Quebra-cabeças

É... depois do AVC a gente começa a dar a volta por cima, como um quebra-cabeças. Uma peça pequena ou grande, quadrada ou retangular, oval ou circular, momentos ruins ou bons, leves ou tensos, felizes ou tristes, obstáculos ou oportunidades. A minha vida parecia um quebra-cabeças todo embaralhado e com peças faltando.

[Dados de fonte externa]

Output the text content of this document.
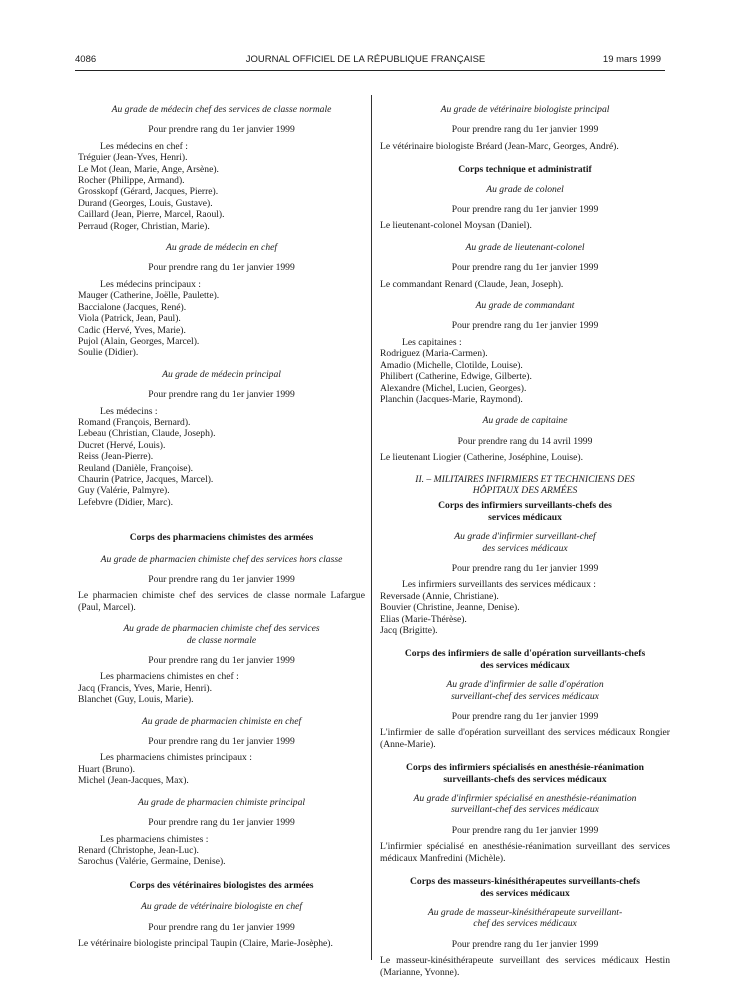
4086	JOURNAL OFFICIEL DE LA RÉPUBLIQUE FRANÇAISE	19 mars 1999
Au grade de médecin chef des services de classe normale
Pour prendre rang du 1er janvier 1999
Les médecins en chef :
Tréguier (Jean-Yves, Henri).
Le Mot (Jean, Marie, Ange, Arsène).
Rocher (Philippe, Armand).
Grosskopf (Gérard, Jacques, Pierre).
Durand (Georges, Louis, Gustave).
Caillard (Jean, Pierre, Marcel, Raoul).
Perraud (Roger, Christian, Marie).
Au grade de médecin en chef
Pour prendre rang du 1er janvier 1999
Les médecins principaux :
Mauger (Catherine, Joëlle, Paulette).
Baccialone (Jacques, René).
Viola (Patrick, Jean, Paul).
Cadic (Hervé, Yves, Marie).
Pujol (Alain, Georges, Marcel).
Soulie (Didier).
Au grade de médecin principal
Pour prendre rang du 1er janvier 1999
Les médecins :
Romand (François, Bernard).
Lebeau (Christian, Claude, Joseph).
Ducret (Hervé, Louis).
Reiss (Jean-Pierre).
Reuland (Danièle, Françoise).
Chaurin (Patrice, Jacques, Marcel).
Guy (Valérie, Palmyre).
Lefebvre (Didier, Marc).
Corps des pharmaciens chimistes des armées
Au grade de pharmacien chimiste chef des services hors classe
Pour prendre rang du 1er janvier 1999
Le pharmacien chimiste chef des services de classe normale Lafargue (Paul, Marcel).
Au grade de pharmacien chimiste chef des services de classe normale
Pour prendre rang du 1er janvier 1999
Les pharmaciens chimistes en chef :
Jacq (Francis, Yves, Marie, Henri).
Blanchet (Guy, Louis, Marie).
Au grade de pharmacien chimiste en chef
Pour prendre rang du 1er janvier 1999
Les pharmaciens chimistes principaux :
Huart (Bruno).
Michel (Jean-Jacques, Max).
Au grade de pharmacien chimiste principal
Pour prendre rang du 1er janvier 1999
Les pharmaciens chimistes :
Renard (Christophe, Jean-Luc).
Sarochus (Valérie, Germaine, Denise).
Corps des vétérinaires biologistes des armées
Au grade de vétérinaire biologiste en chef
Pour prendre rang du 1er janvier 1999
Le vétérinaire biologiste principal Taupin (Claire, Marie-Josèphe).
Au grade de vétérinaire biologiste principal
Pour prendre rang du 1er janvier 1999
Le vétérinaire biologiste Bréard (Jean-Marc, Georges, André).
Corps technique et administratif
Au grade de colonel
Pour prendre rang du 1er janvier 1999
Le lieutenant-colonel Moysan (Daniel).
Au grade de lieutenant-colonel
Pour prendre rang du 1er janvier 1999
Le commandant Renard (Claude, Jean, Joseph).
Au grade de commandant
Pour prendre rang du 1er janvier 1999
Les capitaines :
Rodriguez (Maria-Carmen).
Amadio (Michelle, Clotilde, Louise).
Philibert (Catherine, Edwige, Gilberte).
Alexandre (Michel, Lucien, Georges).
Planchin (Jacques-Marie, Raymond).
Au grade de capitaine
Pour prendre rang du 14 avril 1999
Le lieutenant Liogier (Catherine, Joséphine, Louise).
II. – MILITAIRES INFIRMIERS ET TECHNICIENS DES HÔPITAUX DES ARMÉES
Corps des infirmiers surveillants-chefs des services médicaux
Au grade d'infirmier surveillant-chef des services médicaux
Pour prendre rang du 1er janvier 1999
Les infirmiers surveillants des services médicaux :
Reversade (Annie, Christiane).
Bouvier (Christine, Jeanne, Denise).
Elias (Marie-Thérèse).
Jacq (Brigitte).
Corps des infirmiers de salle d'opération surveillants-chefs des services médicaux
Au grade d'infirmier de salle d'opération surveillant-chef des services médicaux
Pour prendre rang du 1er janvier 1999
L'infirmier de salle d'opération surveillant des services médicaux Rongier (Anne-Marie).
Corps des infirmiers spécialisés en anesthésie-réanimation surveillants-chefs des services médicaux
Au grade d'infirmier spécialisé en anesthésie-réanimation surveillant-chef des services médicaux
Pour prendre rang du 1er janvier 1999
L'infirmier spécialisé en anesthésie-réanimation surveillant des services médicaux Manfredini (Michèle).
Corps des masseurs-kinésithérapeutes surveillants-chefs des services médicaux
Au grade de masseur-kinésithérapeute surveillant-chef des services médicaux
Pour prendre rang du 1er janvier 1999
Le masseur-kinésithérapeute surveillant des services médicaux Hestin (Marianne, Yvonne).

Como montamos quebra-cabeças? Como aprender a falar, escrever, ler e compreender? E o paladar e o tato alterados? Uma pessoa que teve um AVC (com afasia) volta a viver como uma criança? Uma palavra que eu tentasse falar , saía outra complemente diferente, confusas, sem sentido nenhum.
Me senti pessoa inútil.
Um processo muito lenta e gradual. Minha família estava me apoiando e estimulando. Meu marido e uma fonoaudióloga começaram a me ensinar as letras e palavras. Por exemplo: a, e, i, o, u; a, b, c, d, e, f ... z; ba, be, bi, bo, bu; da, de, di, do, du; la, le, li, lo, lu; bola, dedo, bolo...
Algo novo também aconteceu; eu nunca pensei em escrever poesias, mas comecei a me lembrar das palavras. Por exemplo:
NATUREZA
Oceano, mar e praia para emocionar
Árvore, folhas e flores para perfumar
Sol, lua e estrelas para iluminar
Animais, peixes e pássaros a cantar
Para todo mundo respeitar.
Terra, céu e ar para permanecer
Rios, mata e floresta para proteger
Clima, tempo e atmosfera para viver
Encanto, aroma e paz a aprender
Para todo mundo agradecer.
Eu comecei a cantar as músicas que fui lembrando, e as palavras começaram a fluir.
Como em um quebra-cabeça, porém com as letras e os números. Pode haver dificuldades em encontrar as peças certas, mas no final, o importante não é ter todas as peças, é colocá-las no lugar.
Com o tempo vamos aprendendo a lidar melhor com certas situações e colocar cada peça em seu devido lugar.
Aprendi a enfrentar uma coisa por vez, a respeitar meu tempo e não me sobrecarregar.